[68Ga]Ga-BCY18469 PET imaging safely visualizes EphA2-positive pancreatic cancer lesions with high contrast.
Background
Pancreatic ductal adenocarcinoma (PDAC) is a highly lethal malignancy, often diagnosed at advanced stages due to a lack of early symptoms, leading to poor prognosis. Current imaging modalities frequently miss smaller or diffuse lesions, hindering accurate staging and treatment planning.
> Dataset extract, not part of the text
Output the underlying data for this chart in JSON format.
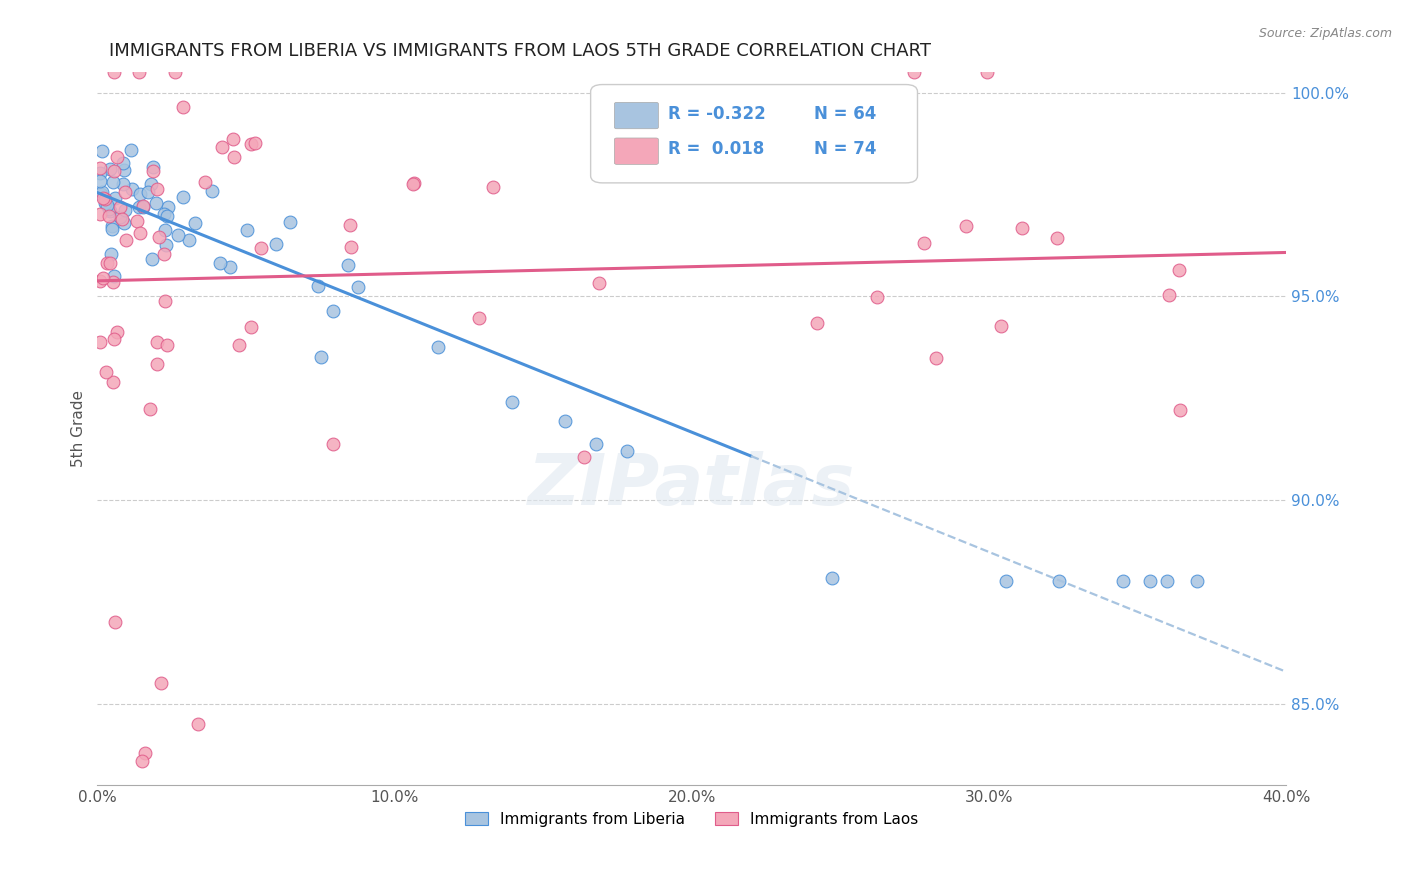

The erythropoietin-producing hepatocellular receptor A2 (EphA2) is significantly overexpressed in various aggressive cancers, including PDAC, where its presence correlates with poor outcomes. EphA2 represents a promising theranostic target, but effective clinical radiotracers for its non-invasive imaging have been critically lacking, limiting the translation of EphA2-targeted therapies.
Study Design
This first-in-human study enrolled 7 patients with histologically confirmed PDAC (5 after chemotherapy, 2 at initial staging). Patients received intravenous injections of [68Ga]Ga-BCY18469. Four patients underwent dynamic PET/CT scans at 15, 30, 45, 60, and 180 min post-injection, while three were scanned at 45 min. Dosimetry calculations were performed using organ-specific time-activity curves from whole-body PET acquisitions. Imaging findings were rigorously compared against standard-of-care contrast-enhanced CT or MRI scans, with an interval of 9-50 days between imaging sessions, to assess diagnostic accuracy and lesion detection.